YAZARLARIMIZ
Dr. Mustafa Alpaslan
Serbest Muhasebeci Mali Müşavir
Bağımsız Denetçi
m.alpaslan@windowslive.com



Mali Tatil Ve Adli Tatilin Vergi Uygulaması Açısından Değerlendirilmesi

I- GENEL BİLGİLER  

5604 sayılı “Mali Tatil İhdas Edilmesi Hk.

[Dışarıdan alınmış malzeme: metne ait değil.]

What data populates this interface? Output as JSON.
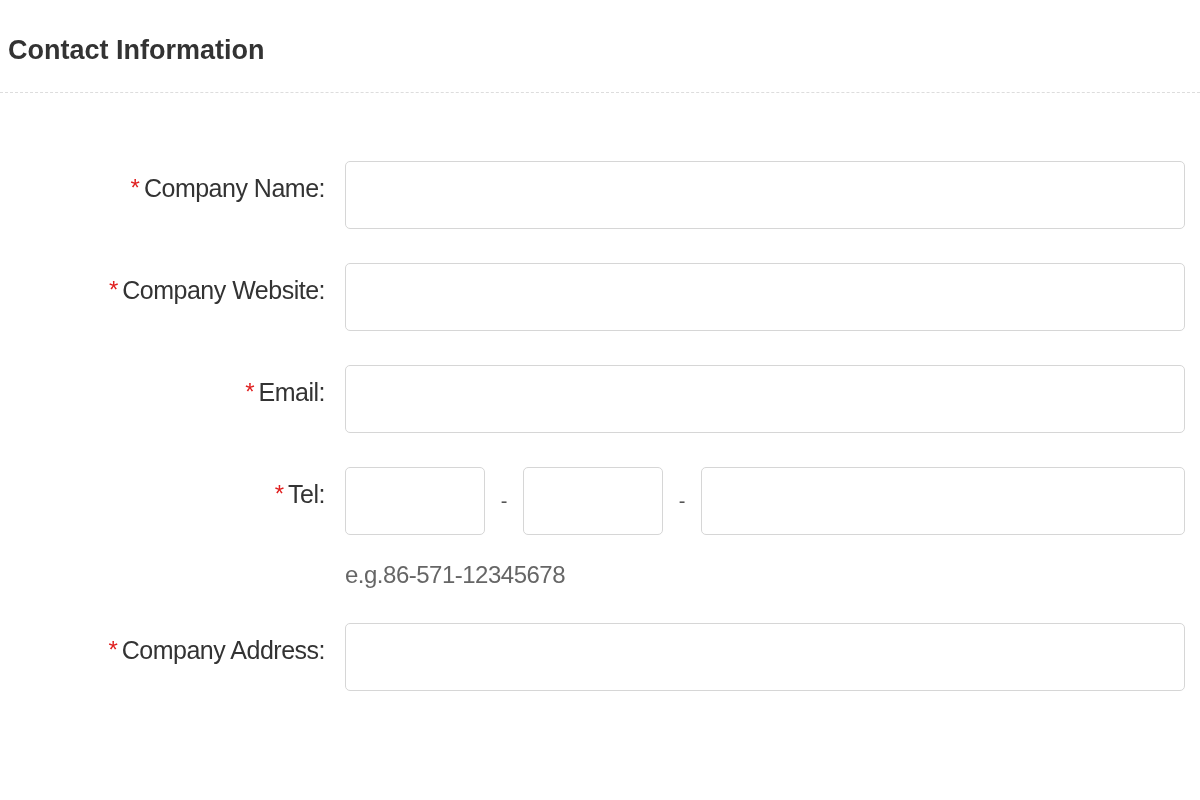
{
  "section": {
    "title": "Contact Information"
  },
  "fields": [
    {
      "kind": "text",
      "required_mark": "*",
      "label": "Company Name:"
    },
    {
      "kind": "text",
      "required_mark": "*",
      "label": "Company Website:"
    },
    {
      "kind": "text",
      "required_mark": "*",
      "label": "Email:"
    },
    {
      "kind": "phone",
      "required_mark": "*",
      "label": "Tel:",
      "separators": [
        "-",
        "-"
      ],
      "hint": "e.g.86-571-12345678"
    },
    {
      "kind": "text",
      "required_mark": "*",
      "label": "Company Address:"
    }
  ]
}
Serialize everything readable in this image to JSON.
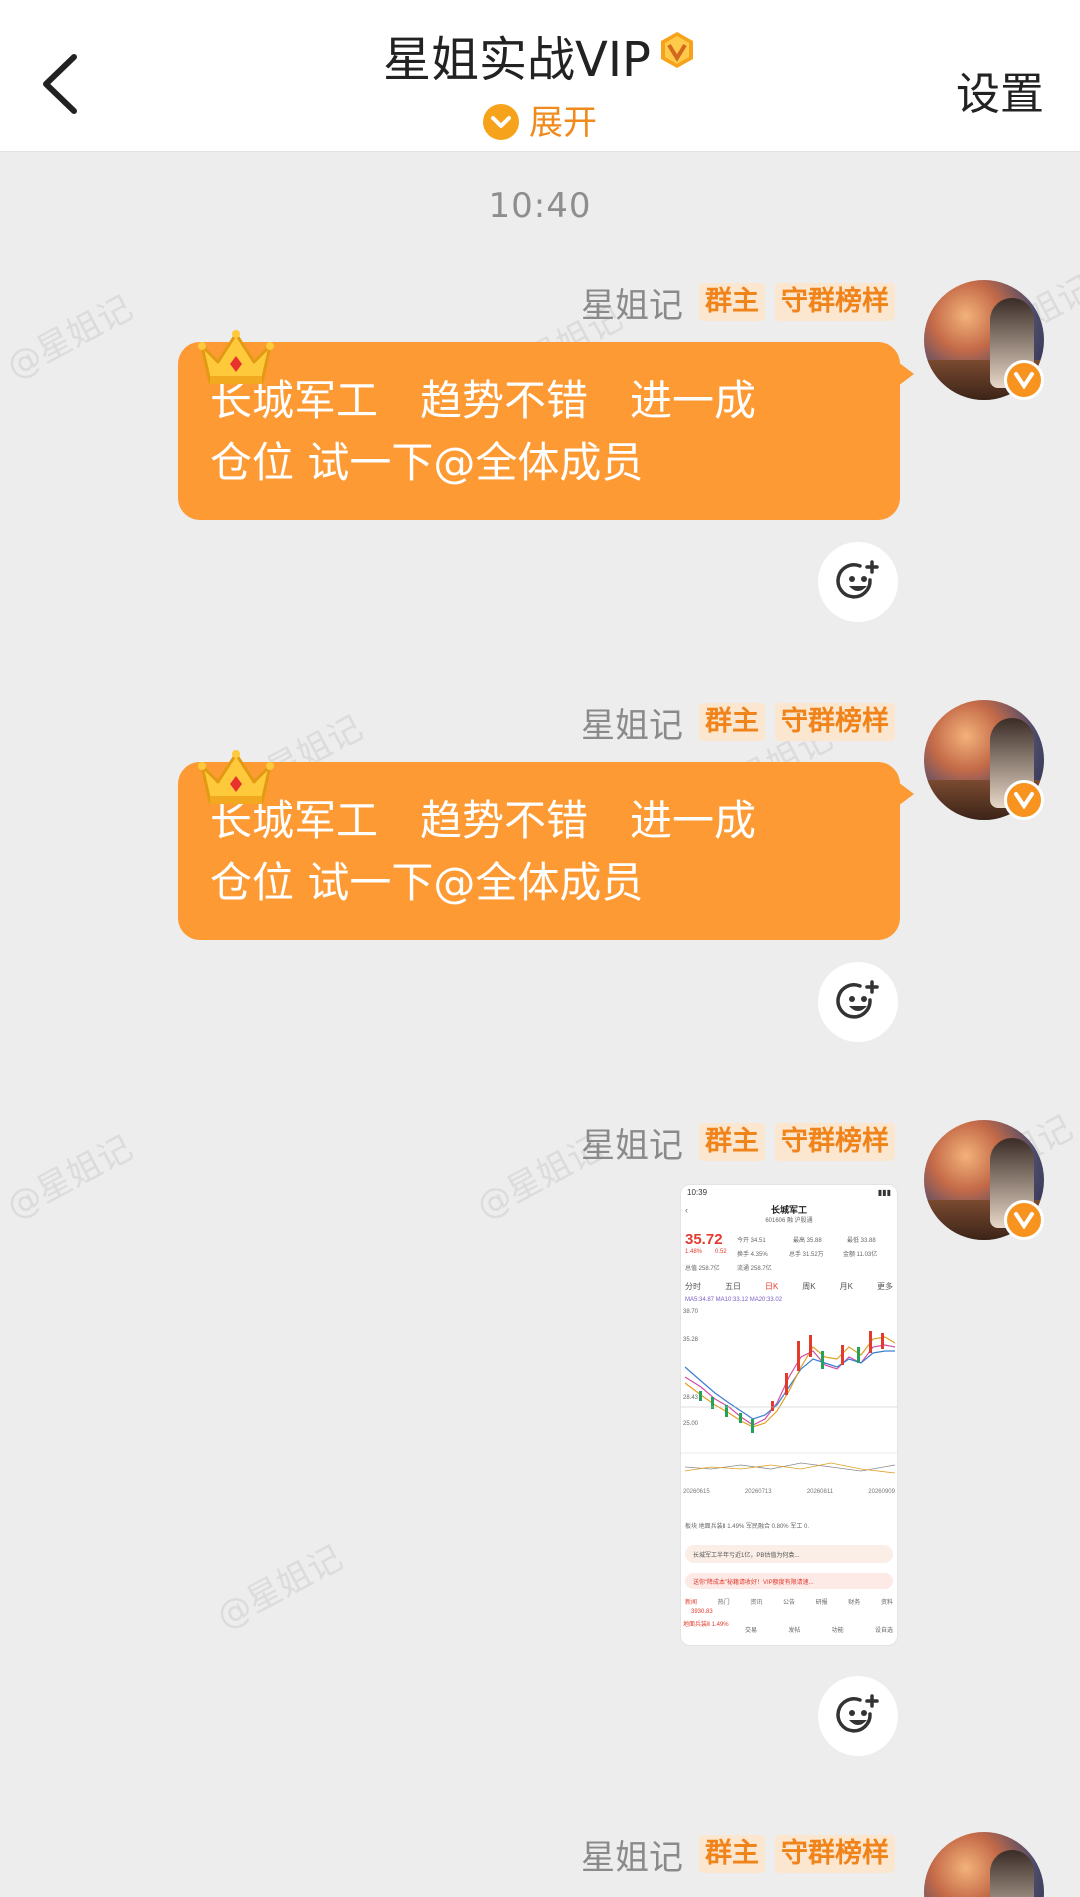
{
  "header": {
    "title": "星姐实战VIP",
    "expand_label": "展开",
    "settings_label": "设置"
  },
  "time_label": "10:40",
  "watermark": "@星姐记",
  "messages": [
    {
      "sender": "星姐记",
      "tags": [
        "群主",
        "守群榜样"
      ],
      "text_line1": "长城军工　趋势不错　进一成",
      "text_line2": "仓位  试一下@全体成员"
    },
    {
      "sender": "星姐记",
      "tags": [
        "群主",
        "守群榜样"
      ],
      "text_line1": "长城军工　趋势不错　进一成",
      "text_line2": "仓位  试一下@全体成员"
    },
    {
      "sender": "星姐记",
      "tags": [
        "群主",
        "守群榜样"
      ],
      "image": {
        "status_time": "10:39",
        "stock_name": "长城军工",
        "stock_code": "601606 融 沪股通",
        "price": "35.72",
        "change_pct": "1.48%",
        "change_amt": "0.52",
        "open": "今开 34.51",
        "high": "最高 35.88",
        "low": "最低 33.88",
        "turnover_rate": "换手 4.35%",
        "volume": "总手 31.52万",
        "amount": "金额 11.03亿",
        "market_cap": "总值 258.7亿",
        "float_cap": "流通 258.7亿",
        "tabs": [
          "分时",
          "五日",
          "日K",
          "周K",
          "月K",
          "更多"
        ],
        "ma_label": "MA5:34.87 MA10:33.12 MA20:33.02",
        "y_ticks": [
          "38.70",
          "35.28",
          "28.43",
          "25.00"
        ],
        "dates": [
          "20260615",
          "20260713",
          "20260811",
          "20260909"
        ],
        "sector_line": "板块  地面兵装Ⅱ 1.49%   军民融合 0.80%   军工 0.",
        "news_line": "长城军工半年亏近1亿，PB估值为何袁...",
        "promo_line": "送你“降成本”秘籍请收好！VIP额度有限请速...",
        "bottom_tabs": [
          "新闻",
          "热门",
          "资讯",
          "公告",
          "研报",
          "财务",
          "资料"
        ],
        "bottom_value": "3930.83",
        "bottom_sector": "地面兵装Ⅱ 1.49%",
        "bottom_actions": [
          "交易",
          "发帖",
          "功能",
          "设自选"
        ]
      }
    },
    {
      "sender": "星姐记",
      "tags": [
        "群主",
        "守群榜样"
      ]
    }
  ],
  "colors": {
    "bubble": "#fd9a33",
    "tag_bg": "#fbe7cf",
    "tag_text": "#f0831a",
    "background": "#ededed",
    "accent": "#f7a21b"
  }
}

Kanun”kabul edilerek, 28.3.2007 gün ve 26476 sayılı Resmi Gazetede yayımlanarak  yürürlüğe girmiş bulunmaktadır.  ilki geçen yıl uygulanan mali tatil her yıl 1 ila 20 Temmuz tarihleri arasında gerçekleştirilmektedir.   Mali tatili düzenleyen kanuna göre, tatil kapsamına bazı Vergisel ve Sosyal Güvenlik işlemler ile kanuni ve idari süreler girmektedir.  

5604 sayılı yasanın, 1/1. md.hükmüne göre; her yılın temmuz ayının 1.gününden, 20. gününe dek, (20. günü de dahil olmak üzere) “mali tatil” uygulanacaktır(1).

Böylece, mali tatil, (20) gün devam etmiş olacaktır. Ancak, sadece bu süre, bu yıl, (18) gün uygulanacaktır. Çünkü, yasanın, ilgili maddesindeki fıkrada, 2. cümleye göre, haziran ayının son gününün tatil olması halinde, mali tatil temmuz ayının ilk iş gününü takip eden günden başlayacaktır. Böylece, 2007 yılı haziran ayının son günü, cumartesiye tekabul etmiş olduğu için tatil, ilk iş günü olan 2 Temmuz’u izleyen, 3 Temmuz günü başlayacak ve 20 Temmuz akşamı da  sonlanmış olacaktır(2). 

II- MALİ TATİLDE YAPILAMAYACAK İŞ VE İŞLEMLER  VE UZAYAN SÜRELERE ETKİSİ NEDİR?  

Mali tatilde beyannameler verilmeyebilecektir. Beyanname verme süresinin sonu mali tatile rastlayan beyannameler ile tatilin son gününü izleyen tarihten itibaren yedi gün içerisinde verilmesi gereken bütün beyannameler için beyanname verme süresi, tatilin son gününü izleyen tarihten itibaren yedinci günün mesai saati bitimine kadar uzamaktadır.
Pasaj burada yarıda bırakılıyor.